Akimbo - Harshing Your Mellow (Cover Artwork)
Staff Pick


Harshing Your Mellow (2002)


Wow. Just wow. I saw these guys open for The Blood Brothers in a small venue in Minneapolis and I couldn't believe what I was seeing. As only a trio, I was amazed at the sound they were producing. I immediately picked up their album after the show.

The best way to describe this band is "fuck shit up music." Something is always moving, whether it be insane guitar riff, mind-blowing bass riff, or crazy as hell drum fill. Seemingly sloppy at first listen, an intense precision underlines the music to be extremely rhythmic. Not only does this band experiment with tempo variations, but also time signature changes. And they do it extremely well too. When listening to the record, you don't have guitar, bass, drums, and vocals, but all four blending together in a gigantic homogenous mixture. It's like musical pudding. Delicious, and smooth.

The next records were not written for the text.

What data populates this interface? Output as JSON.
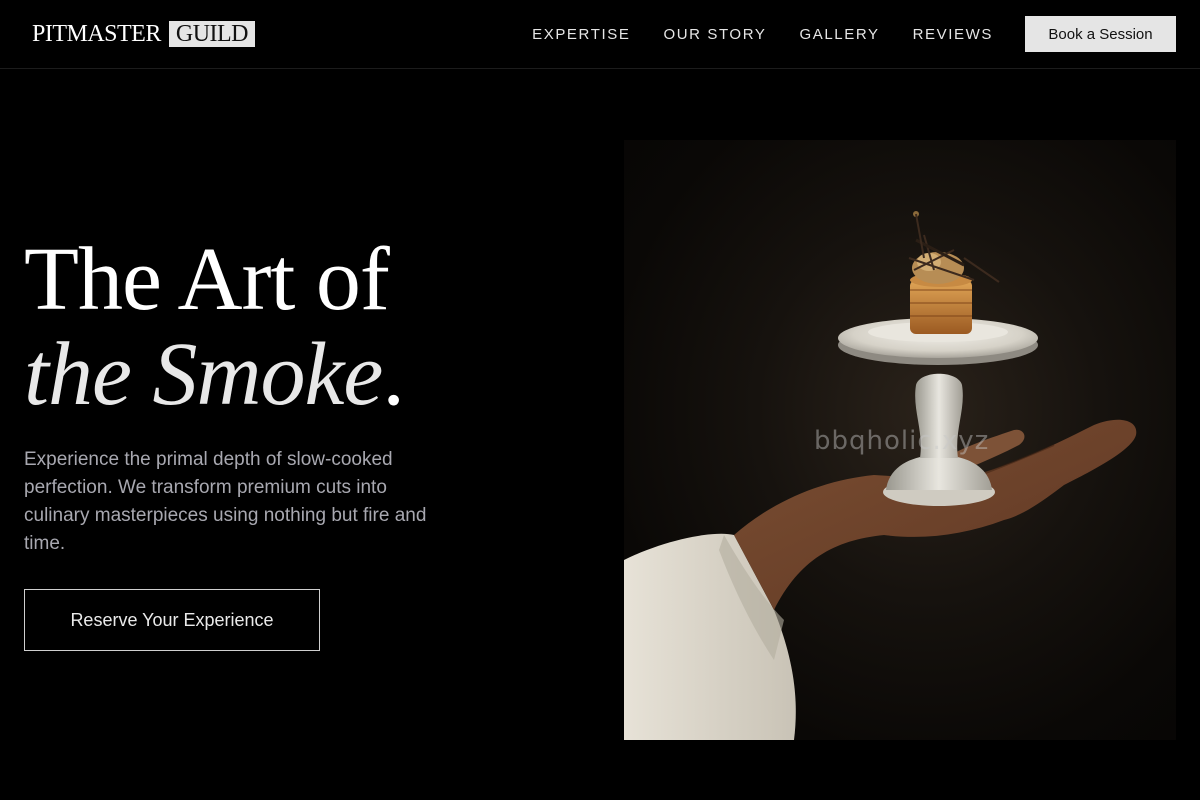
{
  "header": {
    "logo": {
      "main": "PITMASTER",
      "box": "GUILD"
    },
    "nav": [
      {
        "label": "EXPERTISE"
      },
      {
        "label": "OUR STORY"
      },
      {
        "label": "GALLERY"
      },
      {
        "label": "REVIEWS"
      }
    ],
    "book_button": "Book a Session"
  },
  "hero": {
    "title_line1": "The Art of",
    "title_line2_italic": "the Smoke",
    "title_line2_end": ".",
    "description": "Experience the primal depth of slow-cooked perfection. We transform premium cuts into culinary masterpieces using nothing but fire and time.",
    "cta": "Reserve Your Experience"
  },
  "image": {
    "watermark": "bbqholic.xyz"
  },
  "colors": {
    "background": "#000000",
    "button_bg": "#e5e5e5",
    "text_muted": "#a8a8b0"
  }
}
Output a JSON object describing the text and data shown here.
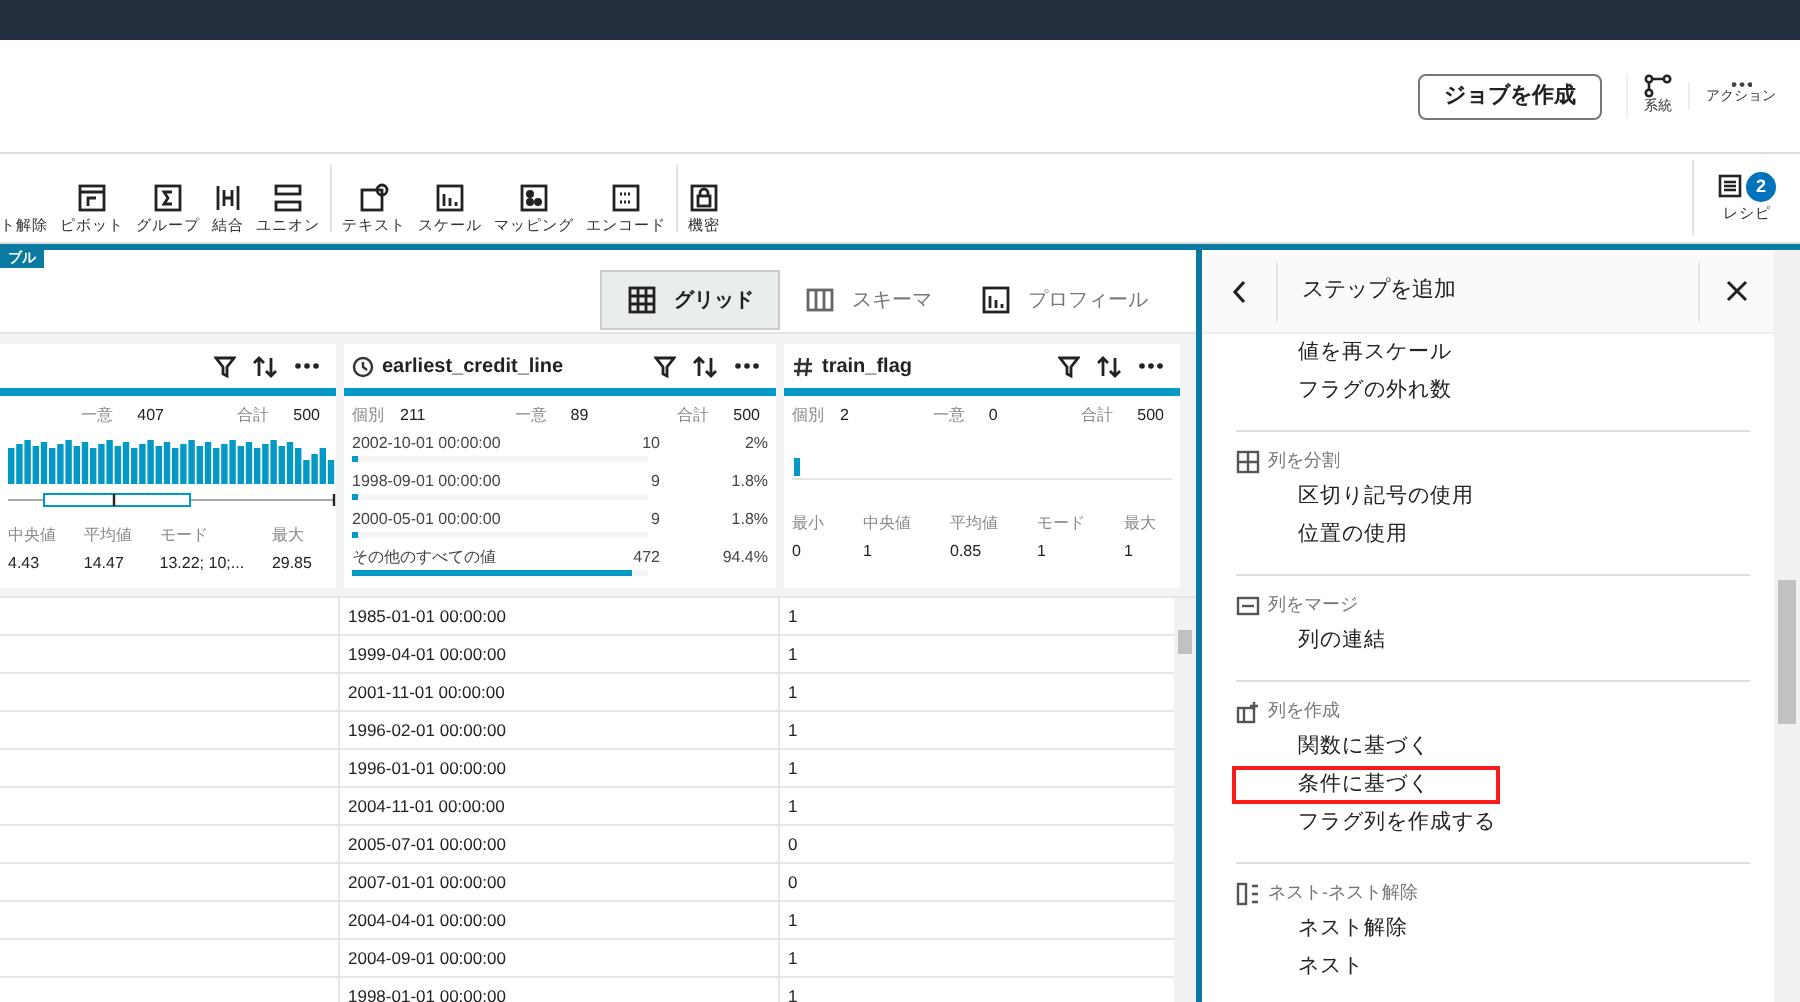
{
  "header": {
    "create_job_button": "ジョブを作成",
    "lineage": "系統",
    "actions": "アクション"
  },
  "toolbar": {
    "groups": [
      [
        {
          "label": "ト解除"
        },
        {
          "label": "ピボット"
        },
        {
          "label": "グループ"
        },
        {
          "label": "結合"
        },
        {
          "label": "ユニオン"
        }
      ],
      [
        {
          "label": "テキスト"
        },
        {
          "label": "スケール"
        },
        {
          "label": "マッピング"
        },
        {
          "label": "エンコード"
        }
      ],
      [
        {
          "label": "機密"
        }
      ]
    ],
    "recipe": {
      "label": "レシピ",
      "badge": "2"
    }
  },
  "dataset_tab": "ブル",
  "views": [
    {
      "label": "グリッド",
      "selected": true
    },
    {
      "label": "スキーマ",
      "selected": false
    },
    {
      "label": "プロフィール",
      "selected": false
    }
  ],
  "columns": [
    {
      "kind": "numeric",
      "unique_label": "一意",
      "unique": "407",
      "total_label": "合計",
      "total": "500",
      "stats": [
        {
          "label": "中央値",
          "value": "4.43"
        },
        {
          "label": "平均値",
          "value": "14.47"
        },
        {
          "label": "モード",
          "value": "13.22; 10;..."
        },
        {
          "label": "最大",
          "value": "29.85"
        }
      ]
    },
    {
      "kind": "top_values",
      "name": "earliest_credit_line",
      "distinct_label": "個別",
      "distinct": "211",
      "unique_label": "一意",
      "unique": "89",
      "total_label": "合計",
      "total": "500",
      "top_values": [
        {
          "value": "2002-10-01 00:00:00",
          "count": "10",
          "percent": "2%",
          "level": 0.02
        },
        {
          "value": "1998-09-01 00:00:00",
          "count": "9",
          "percent": "1.8%",
          "level": 0.018
        },
        {
          "value": "2000-05-01 00:00:00",
          "count": "9",
          "percent": "1.8%",
          "level": 0.018
        },
        {
          "value": "その他のすべての値",
          "count": "472",
          "percent": "94.4%",
          "level": 0.944
        }
      ]
    },
    {
      "kind": "flag",
      "name": "train_flag",
      "distinct_label": "個別",
      "distinct": "2",
      "unique_label": "一意",
      "unique": "0",
      "total_label": "合計",
      "total": "500",
      "stats": [
        {
          "label": "最小",
          "value": "0"
        },
        {
          "label": "中央値",
          "value": "1"
        },
        {
          "label": "平均値",
          "value": "0.85"
        },
        {
          "label": "モード",
          "value": "1"
        },
        {
          "label": "最大",
          "value": "1"
        }
      ]
    }
  ],
  "rows": [
    [
      "1985-01-01 00:00:00",
      "1"
    ],
    [
      "1999-04-01 00:00:00",
      "1"
    ],
    [
      "2001-11-01 00:00:00",
      "1"
    ],
    [
      "1996-02-01 00:00:00",
      "1"
    ],
    [
      "1996-01-01 00:00:00",
      "1"
    ],
    [
      "2004-11-01 00:00:00",
      "1"
    ],
    [
      "2005-07-01 00:00:00",
      "0"
    ],
    [
      "2007-01-01 00:00:00",
      "0"
    ],
    [
      "2004-04-01 00:00:00",
      "1"
    ],
    [
      "2004-09-01 00:00:00",
      "1"
    ],
    [
      "1998-01-01 00:00:00",
      "1"
    ]
  ],
  "panel": {
    "title": "ステップを追加",
    "sections": [
      {
        "items": [
          {
            "label": "値を再スケール",
            "highlighted": false
          },
          {
            "label": "フラグの外れ数",
            "highlighted": false
          }
        ]
      },
      {
        "title": "列を分割",
        "items": [
          {
            "label": "区切り記号の使用",
            "highlighted": false
          },
          {
            "label": "位置の使用",
            "highlighted": false
          }
        ]
      },
      {
        "title": "列をマージ",
        "items": [
          {
            "label": "列の連結",
            "highlighted": false
          }
        ]
      },
      {
        "title": "列を作成",
        "items": [
          {
            "label": "関数に基づく",
            "highlighted": false
          },
          {
            "label": "条件に基づく",
            "highlighted": true
          },
          {
            "label": "フラグ列を作成する",
            "highlighted": false
          }
        ]
      },
      {
        "title": "ネスト-ネスト解除",
        "items": [
          {
            "label": "ネスト解除",
            "highlighted": false
          },
          {
            "label": "ネスト",
            "highlighted": false
          }
        ]
      }
    ]
  }
}
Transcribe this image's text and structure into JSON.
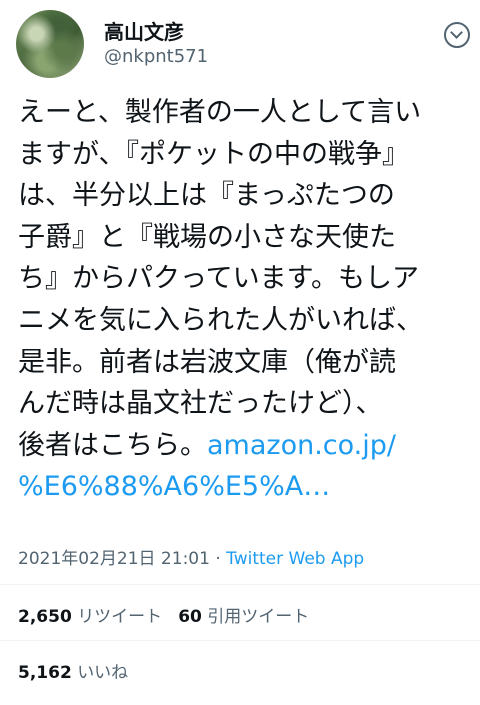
{
  "author": {
    "display_name": "高山文彦",
    "handle": "@nkpnt571"
  },
  "tweet": {
    "lines": [
      "えーと、製作者の一人として言い",
      "ますが、『ポケットの中の戦争』",
      "は、半分以上は『まっぷたつの",
      "子爵』と『戦場の小さな天使た",
      "ち』からパクっています。もしア",
      "ニメを気に入られた人がいれば、",
      "是非。前者は岩波文庫（俺が読",
      "んだ時は晶文社だったけど）、",
      "後者はこちら。"
    ],
    "link_part1": "amazon.co.jp/",
    "link_part2": "%E6%88%A6%E5%A…"
  },
  "meta": {
    "timestamp": "2021年02月21日 21:01",
    "separator": "·",
    "source": "Twitter Web App"
  },
  "stats": {
    "retweets_count": "2,650",
    "retweets_label": "リツイート",
    "quotes_count": "60",
    "quotes_label": "引用ツイート",
    "likes_count": "5,162",
    "likes_label": "いいね"
  }
}
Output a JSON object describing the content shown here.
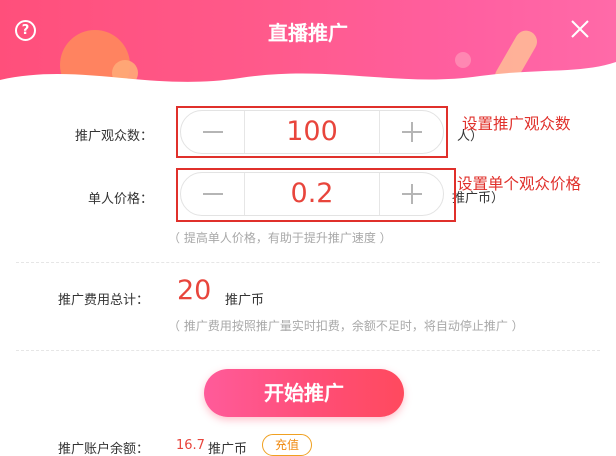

If you really want to, you can pick out the individual instruments. The guitar is usually laying down melody with either a crazy chord or riff. The bass plays some of the sickest lines I've ever heard. The guitar is amazing in it's own right, but the bass actually plays harmony to the guitar chords most of the time instead of playing the root. Not only that, but chords are played a lot of the time also. The bass is treated like another guitar, utilizing effects like distortion and fuzz. Also, the bass player is actually the only guy who does vocals. Which, of course, brings us to vocals. This band presents a nice variation of your regular tough guy jock rock hardcore vocals. But then, it's not the high pitched scream of the "sasscore" variety either. It fits somewhere in the middle and takes a back seat to the music, which is the highlight anyway. The drumming on this record is heavy, hard, solid, and intense. The drums blend so well with the music that it's hard to say anything besides the fact that they are amazing.

My one lament about this album is the production. Mainly, the drums. They sound great, but the bass drum is much too heavy and the cymbals much too loud. If you play this record in a system that picks up a lot of bass, you're going to have to turn it down, otherwise the bass drum will echo and make the music sound off beat.

One of my favorite things about Akimbo is their songs titles. Favorites include: "When I am King I will Spit on the Corpse of Ray Manzarek," "Paul Ruebens Theatre," and "Steal Your Firstborn." Not to be left out, the title of the record takes a stab at stoners. There is a high level of arrogance surrounding this band that makes them that much greater.

What really ties this album together is the transitions. The record starts out with a white noise intro, one of the songs ends in a hip-hop breakbeat sample complete with turntable scratching, and yet another ends with a transition into a cheesy 80s keyboard line. The best transition comes at the end of "Fuck Everett, Fuck Tacoma." It's a long spooky noise deal with some sort of gasping in it, and then there's a line from an old move that goes, "I wish the dead could come back to life so I could kill you again," which leads into, you guessed it, the song of the same title. Genius. This album is meant to be listened to all the way through, which brings us to song length. The shortest track is 1:27, while the longest clocks in at 3:34. Short, sweet, and to the point, but you'd never expect how short these songs are due to the amount of rhythmic transitions that take place inside of them.

Let's see...what did I miss? Oh yeah, lyrically, this band dominates. "what ever happened to I don't care," "if I can't bleed you will bleed if I can't breathe you won't breathe," "it was a pretty knife that stabbed punk rock in the back red lipstick licked the blade as the blood dripped down in stagnant pools of apathy."

For my summary paragraph, I can only say one thing: this band will be the saviors of hardcore music. Fight against the tide of cookie cutters and embrace the innovation.